Doesn't that just make the setup more complicated?

> *  We don't do the grouping on the client side.  Rather, we use some
> intermediate server to first aggregate small groups of directories with DHT
> and export them as a single directory.

The network connection of the intermediate server might become a
bottleneck, limiting performance.
The intermediate server might become a single point of failure.

> * We can also put AFR after DHT
> ......
> To make things more complicated, the 66 machines are separated into two
> racks with only 4-gigabit inter-rack connection, so all the directories
> exported by the servers are not equal to a particular client.

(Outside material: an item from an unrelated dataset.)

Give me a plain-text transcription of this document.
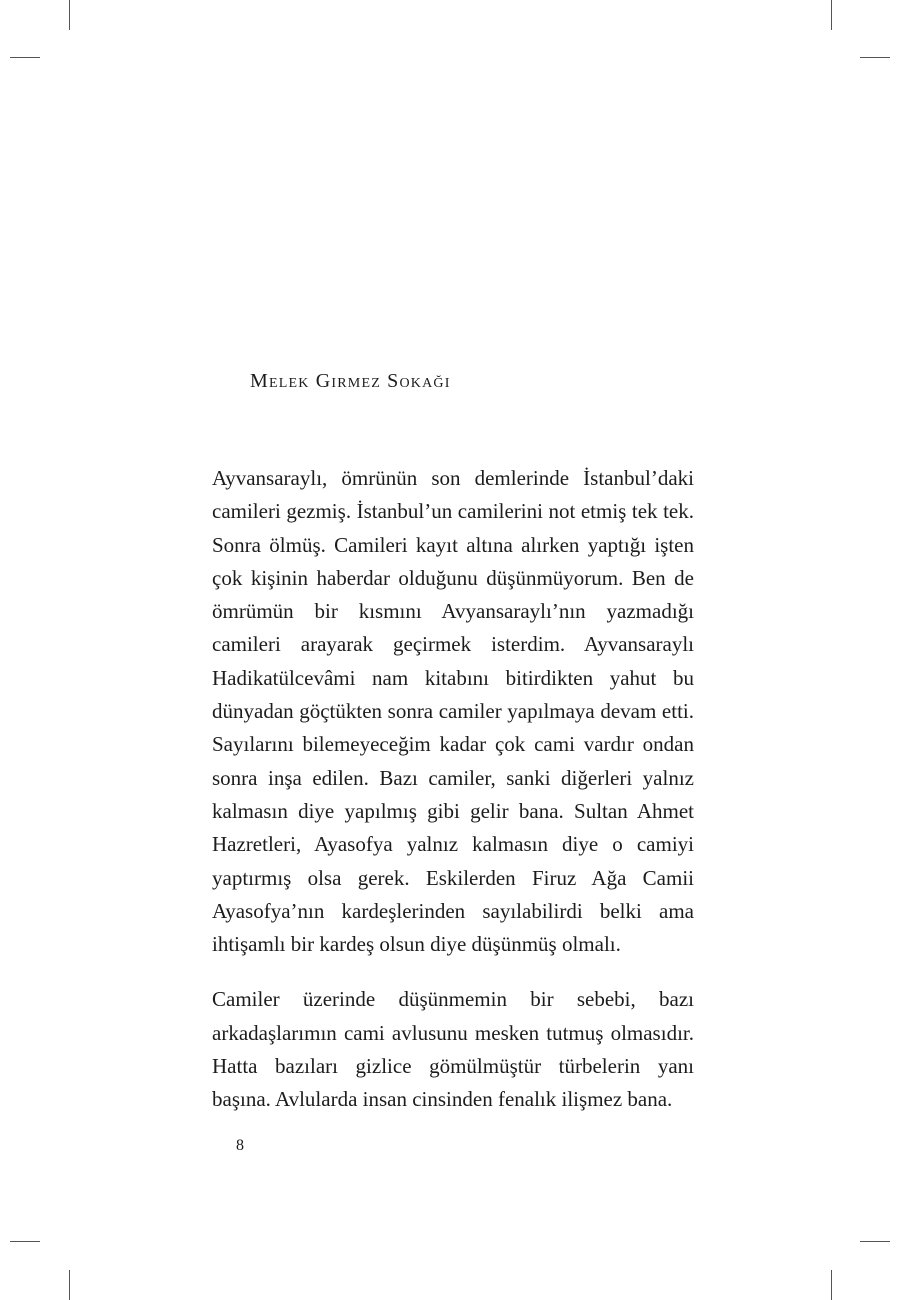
Melek Girmez Sokağı

Ayvansaraylı, ömrünün son demlerinde İstanbul’daki camileri gezmiş. İstanbul’un camilerini not etmiş tek tek. Sonra ölmüş. Camileri kayıt altına alırken yaptığı işten çok kişinin haberdar olduğunu düşünmüyorum. Ben de ömrümün bir kısmını Avyansaraylı’nın yazmadığı camileri arayarak geçirmek isterdim. Ayvansaraylı Hadikatülcevâmi nam kitabını bitirdikten yahut bu dünyadan göçtükten sonra camiler yapılmaya devam etti. Sayılarını bilemeyeceğim kadar çok cami vardır ondan sonra inşa edilen. Bazı camiler, sanki diğerleri yalnız kalmasın diye yapılmış gibi gelir bana. Sultan Ahmet Hazretleri, Ayasofya yalnız kalmasın diye o camiyi yaptırmış olsa gerek. Eskilerden Firuz Ağa Camii Ayasofya’nın kardeşlerinden sayılabilirdi belki ama ihtişamlı bir kardeş olsun diye düşünmüş olmalı.

Camiler üzerinde düşünmemin bir sebebi, bazı arkadaşlarımın cami avlusunu mesken tutmuş olmasıdır. Hatta bazıları gizlice gömülmüştür türbelerin yanı başına. Avlularda insan cinsinden fenalık ilişmez bana.

8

A workaround might be to create two intermediate volumes that each
perform better when accessed from on one of the racks and use NUFA to
create the single volume.

Keeping replicated data local to one rack would improve performance,
but the failure of one complete rack (e.g. power line failure,
inter-rack networking) would block access to half of your data.

Getting a third rack and much faster inter-rack connection would
improve performance and protect better against failures - just place
the three copies of a file on different racks. ;-)

> I'm wondering if someone on the mailing list could provide me with some
> advice.

Plan, build, test ... repeat until satisfied :-)

Optional: share your solution, with benchmarks

IMHO, there won't be a single "best" solution.